En février 2005, Broos reçoit son C4. Le poste de T1 est alors logiquement proposé à Vercauteren. Tout le monde s’attendait à un grand oui mais il demande un délai de réflexion. Il reviendra avec une contre-proposition : être nommé directeur sportif par la même occasion. Une sorte d’assurance-vie pour ses débuts de coach principal. Pas question d’être juste un intérimaire qu’on jette au bout de quelques semaines. Après près de sept années dans l’ombre, il arrivait dans le monde des T1 avec ambition.
4Entraîneur de 2005 à 2007 : deux titres puis une dispute
Ses débuts sont parfaits : champion en 2006 puis en 2007. Son style de jeu ne ravit pas toujours l’exigeant Parc Astrid mais les résultats sont là.
Avec Vercauteren, le Sporting passe aussi dans une nouvelle ère, celle du foot moderne comme on le connaît aujourd’hui. Il instaure les entraînements à huis clos, intègre un psy dans le staff et lance la mode du team-building en Belgique. Ses joueurs doivent danser le tango ensemble ou s’occuper d’un œuf dans une cuillère comme d’un bébé. Les moqueries fusent mais Vercauteren persiste : "Avant, le team-building n’était pas nécessaire car les gars s’amusaient ensemble dans la salle des joueurs.

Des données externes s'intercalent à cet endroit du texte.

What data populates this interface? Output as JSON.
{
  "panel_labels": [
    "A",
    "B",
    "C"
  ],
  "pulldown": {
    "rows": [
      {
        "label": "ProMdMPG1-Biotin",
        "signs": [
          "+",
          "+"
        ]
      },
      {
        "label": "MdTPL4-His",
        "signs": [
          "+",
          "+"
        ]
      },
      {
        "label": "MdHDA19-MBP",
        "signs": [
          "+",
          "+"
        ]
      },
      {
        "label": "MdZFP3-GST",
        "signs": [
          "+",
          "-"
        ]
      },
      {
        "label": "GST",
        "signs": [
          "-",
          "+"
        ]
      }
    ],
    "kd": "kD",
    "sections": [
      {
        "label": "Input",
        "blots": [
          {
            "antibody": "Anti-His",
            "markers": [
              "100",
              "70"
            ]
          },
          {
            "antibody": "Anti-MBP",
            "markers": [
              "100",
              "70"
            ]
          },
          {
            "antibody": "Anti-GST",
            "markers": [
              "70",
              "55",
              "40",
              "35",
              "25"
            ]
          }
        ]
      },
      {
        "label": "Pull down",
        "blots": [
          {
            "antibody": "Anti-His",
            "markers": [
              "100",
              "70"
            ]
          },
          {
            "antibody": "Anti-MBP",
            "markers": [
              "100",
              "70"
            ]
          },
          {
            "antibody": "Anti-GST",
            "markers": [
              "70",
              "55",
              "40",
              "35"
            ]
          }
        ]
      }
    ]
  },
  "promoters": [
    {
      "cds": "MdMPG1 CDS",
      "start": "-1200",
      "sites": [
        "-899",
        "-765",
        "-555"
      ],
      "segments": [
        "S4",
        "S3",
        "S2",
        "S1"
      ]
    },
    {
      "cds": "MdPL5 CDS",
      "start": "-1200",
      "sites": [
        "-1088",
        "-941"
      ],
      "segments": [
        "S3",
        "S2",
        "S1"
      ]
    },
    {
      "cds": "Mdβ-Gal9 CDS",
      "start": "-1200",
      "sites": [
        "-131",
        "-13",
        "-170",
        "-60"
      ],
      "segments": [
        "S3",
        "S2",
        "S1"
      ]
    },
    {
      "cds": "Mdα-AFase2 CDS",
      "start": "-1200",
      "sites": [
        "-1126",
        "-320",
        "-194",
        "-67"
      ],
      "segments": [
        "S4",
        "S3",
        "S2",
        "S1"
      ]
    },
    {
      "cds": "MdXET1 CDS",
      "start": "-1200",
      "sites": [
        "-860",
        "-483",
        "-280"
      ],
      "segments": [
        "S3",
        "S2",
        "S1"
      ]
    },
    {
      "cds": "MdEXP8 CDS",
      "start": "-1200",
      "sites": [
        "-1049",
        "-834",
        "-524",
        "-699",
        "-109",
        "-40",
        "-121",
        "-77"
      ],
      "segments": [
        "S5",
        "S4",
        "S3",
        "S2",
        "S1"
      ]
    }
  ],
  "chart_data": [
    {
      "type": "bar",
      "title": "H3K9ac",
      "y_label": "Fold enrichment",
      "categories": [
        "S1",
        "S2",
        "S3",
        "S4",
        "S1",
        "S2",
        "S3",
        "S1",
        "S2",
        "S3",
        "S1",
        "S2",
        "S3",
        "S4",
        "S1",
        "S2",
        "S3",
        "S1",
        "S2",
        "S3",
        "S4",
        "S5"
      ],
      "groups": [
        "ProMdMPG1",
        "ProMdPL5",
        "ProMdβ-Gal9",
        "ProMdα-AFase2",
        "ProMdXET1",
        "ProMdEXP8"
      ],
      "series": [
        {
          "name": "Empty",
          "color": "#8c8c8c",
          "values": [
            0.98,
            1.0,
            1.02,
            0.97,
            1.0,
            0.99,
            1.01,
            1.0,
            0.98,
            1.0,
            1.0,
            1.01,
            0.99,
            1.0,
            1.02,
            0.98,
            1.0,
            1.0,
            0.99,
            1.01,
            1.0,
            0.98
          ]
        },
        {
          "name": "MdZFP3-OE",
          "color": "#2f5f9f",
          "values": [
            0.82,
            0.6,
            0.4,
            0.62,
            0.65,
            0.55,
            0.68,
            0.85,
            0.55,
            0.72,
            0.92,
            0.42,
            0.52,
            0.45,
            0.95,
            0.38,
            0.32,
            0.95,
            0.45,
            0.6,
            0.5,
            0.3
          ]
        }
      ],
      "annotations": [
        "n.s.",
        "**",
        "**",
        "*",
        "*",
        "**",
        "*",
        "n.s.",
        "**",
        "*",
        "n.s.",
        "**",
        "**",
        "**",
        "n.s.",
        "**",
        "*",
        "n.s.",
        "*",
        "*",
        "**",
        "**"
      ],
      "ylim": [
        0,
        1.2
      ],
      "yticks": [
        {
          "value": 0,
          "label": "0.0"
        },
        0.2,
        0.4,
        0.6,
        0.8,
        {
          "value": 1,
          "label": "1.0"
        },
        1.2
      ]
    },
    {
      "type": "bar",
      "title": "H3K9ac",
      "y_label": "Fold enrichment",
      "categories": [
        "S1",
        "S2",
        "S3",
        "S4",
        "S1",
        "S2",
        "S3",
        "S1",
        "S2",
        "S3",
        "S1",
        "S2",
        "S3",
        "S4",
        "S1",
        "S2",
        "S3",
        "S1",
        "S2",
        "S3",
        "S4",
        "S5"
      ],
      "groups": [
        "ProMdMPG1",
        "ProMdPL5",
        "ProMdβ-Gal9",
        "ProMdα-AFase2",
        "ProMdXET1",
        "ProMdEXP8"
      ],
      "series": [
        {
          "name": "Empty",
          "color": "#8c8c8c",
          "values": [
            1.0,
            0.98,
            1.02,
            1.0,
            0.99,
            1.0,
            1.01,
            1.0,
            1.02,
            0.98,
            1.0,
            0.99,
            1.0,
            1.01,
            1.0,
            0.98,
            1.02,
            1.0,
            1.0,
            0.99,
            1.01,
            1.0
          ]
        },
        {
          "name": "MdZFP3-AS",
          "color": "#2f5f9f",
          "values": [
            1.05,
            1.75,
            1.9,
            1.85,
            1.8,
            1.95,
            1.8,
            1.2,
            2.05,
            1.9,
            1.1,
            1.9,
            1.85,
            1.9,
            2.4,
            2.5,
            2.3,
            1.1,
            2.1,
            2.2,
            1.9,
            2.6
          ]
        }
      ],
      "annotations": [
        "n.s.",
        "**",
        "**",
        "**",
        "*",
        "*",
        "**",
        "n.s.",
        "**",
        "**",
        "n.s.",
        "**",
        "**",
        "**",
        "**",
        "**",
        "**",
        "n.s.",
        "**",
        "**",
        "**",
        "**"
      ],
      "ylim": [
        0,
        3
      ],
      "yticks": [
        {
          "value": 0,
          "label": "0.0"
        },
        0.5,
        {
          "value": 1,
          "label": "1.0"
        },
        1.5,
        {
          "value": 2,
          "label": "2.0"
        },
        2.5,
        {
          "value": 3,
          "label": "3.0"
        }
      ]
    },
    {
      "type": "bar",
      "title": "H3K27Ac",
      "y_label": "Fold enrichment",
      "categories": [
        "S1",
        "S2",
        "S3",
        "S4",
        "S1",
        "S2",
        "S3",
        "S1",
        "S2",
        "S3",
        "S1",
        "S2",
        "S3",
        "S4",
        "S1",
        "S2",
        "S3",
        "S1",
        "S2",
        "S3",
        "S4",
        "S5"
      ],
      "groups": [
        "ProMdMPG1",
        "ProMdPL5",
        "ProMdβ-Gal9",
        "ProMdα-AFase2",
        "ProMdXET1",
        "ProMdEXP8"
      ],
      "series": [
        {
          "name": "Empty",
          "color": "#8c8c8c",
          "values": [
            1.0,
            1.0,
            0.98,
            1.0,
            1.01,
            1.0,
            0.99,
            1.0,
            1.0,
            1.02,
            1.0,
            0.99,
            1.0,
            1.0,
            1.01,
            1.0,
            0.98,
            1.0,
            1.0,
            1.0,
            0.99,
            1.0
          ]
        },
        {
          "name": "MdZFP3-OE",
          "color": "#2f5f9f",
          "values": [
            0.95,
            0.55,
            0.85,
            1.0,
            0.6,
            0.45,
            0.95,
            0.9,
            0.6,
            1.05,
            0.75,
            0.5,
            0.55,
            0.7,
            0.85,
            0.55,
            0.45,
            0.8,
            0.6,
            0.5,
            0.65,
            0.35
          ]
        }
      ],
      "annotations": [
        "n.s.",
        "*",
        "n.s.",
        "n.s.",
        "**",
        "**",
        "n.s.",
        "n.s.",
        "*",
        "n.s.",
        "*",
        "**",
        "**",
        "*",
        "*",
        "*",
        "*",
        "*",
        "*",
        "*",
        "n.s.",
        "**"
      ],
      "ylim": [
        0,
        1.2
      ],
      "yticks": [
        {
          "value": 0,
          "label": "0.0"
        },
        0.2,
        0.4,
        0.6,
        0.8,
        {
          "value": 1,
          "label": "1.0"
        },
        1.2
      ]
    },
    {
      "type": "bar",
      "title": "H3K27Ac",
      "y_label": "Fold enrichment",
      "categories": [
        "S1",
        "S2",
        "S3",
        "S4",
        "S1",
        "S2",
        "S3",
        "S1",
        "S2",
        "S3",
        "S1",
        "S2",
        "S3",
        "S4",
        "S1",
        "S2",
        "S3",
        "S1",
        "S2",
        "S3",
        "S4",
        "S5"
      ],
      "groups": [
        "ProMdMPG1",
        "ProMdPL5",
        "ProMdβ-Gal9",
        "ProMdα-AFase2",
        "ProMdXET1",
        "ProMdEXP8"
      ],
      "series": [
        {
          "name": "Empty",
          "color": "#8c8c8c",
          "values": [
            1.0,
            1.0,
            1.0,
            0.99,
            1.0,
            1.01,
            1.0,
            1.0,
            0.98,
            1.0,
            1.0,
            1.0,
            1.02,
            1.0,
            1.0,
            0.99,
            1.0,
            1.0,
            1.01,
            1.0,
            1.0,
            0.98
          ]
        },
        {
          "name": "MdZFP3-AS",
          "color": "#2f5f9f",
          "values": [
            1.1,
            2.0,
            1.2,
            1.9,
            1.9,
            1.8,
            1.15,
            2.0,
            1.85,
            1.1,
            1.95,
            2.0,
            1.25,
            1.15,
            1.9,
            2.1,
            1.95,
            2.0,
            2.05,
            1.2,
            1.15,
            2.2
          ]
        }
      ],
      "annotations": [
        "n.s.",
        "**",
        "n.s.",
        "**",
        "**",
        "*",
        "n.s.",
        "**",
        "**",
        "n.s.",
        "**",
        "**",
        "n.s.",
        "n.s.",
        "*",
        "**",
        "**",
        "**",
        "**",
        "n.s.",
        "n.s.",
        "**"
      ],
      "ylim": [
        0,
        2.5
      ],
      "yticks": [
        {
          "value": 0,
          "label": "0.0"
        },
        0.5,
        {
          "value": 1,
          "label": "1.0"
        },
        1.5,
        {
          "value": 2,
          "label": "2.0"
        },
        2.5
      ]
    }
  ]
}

Il n’y a plus vraiment de salle des joueurs à l’heure actuelle et il faut travailler cet esprit de groupe d’une autre manière."
En 2007-2008, Ariël Jacobs remplace Glen De Boeck dans le rôle d’adjoint. L’alchimie ne se fait pas avec Vercauteren. Les résultats sont moins bons et le Prince du Parc Astrid est limogé le 11 novembre après une défaite au Beerschot. L’écart grandissant avec le Club Brugeois inquiétait trop la direction. Un départ compliqué, comme lors de sa période de joueur, que Vercauteren mettra du temps à digérer.
Douze ans plus tard, il est de retour pour une cinquième vie en mauve. Le club a changé de propriétaire mais Frankie retrouve Pär et Vince. Territoire et prénoms connus. Trois Souliers d’Or au chevet du Sporting.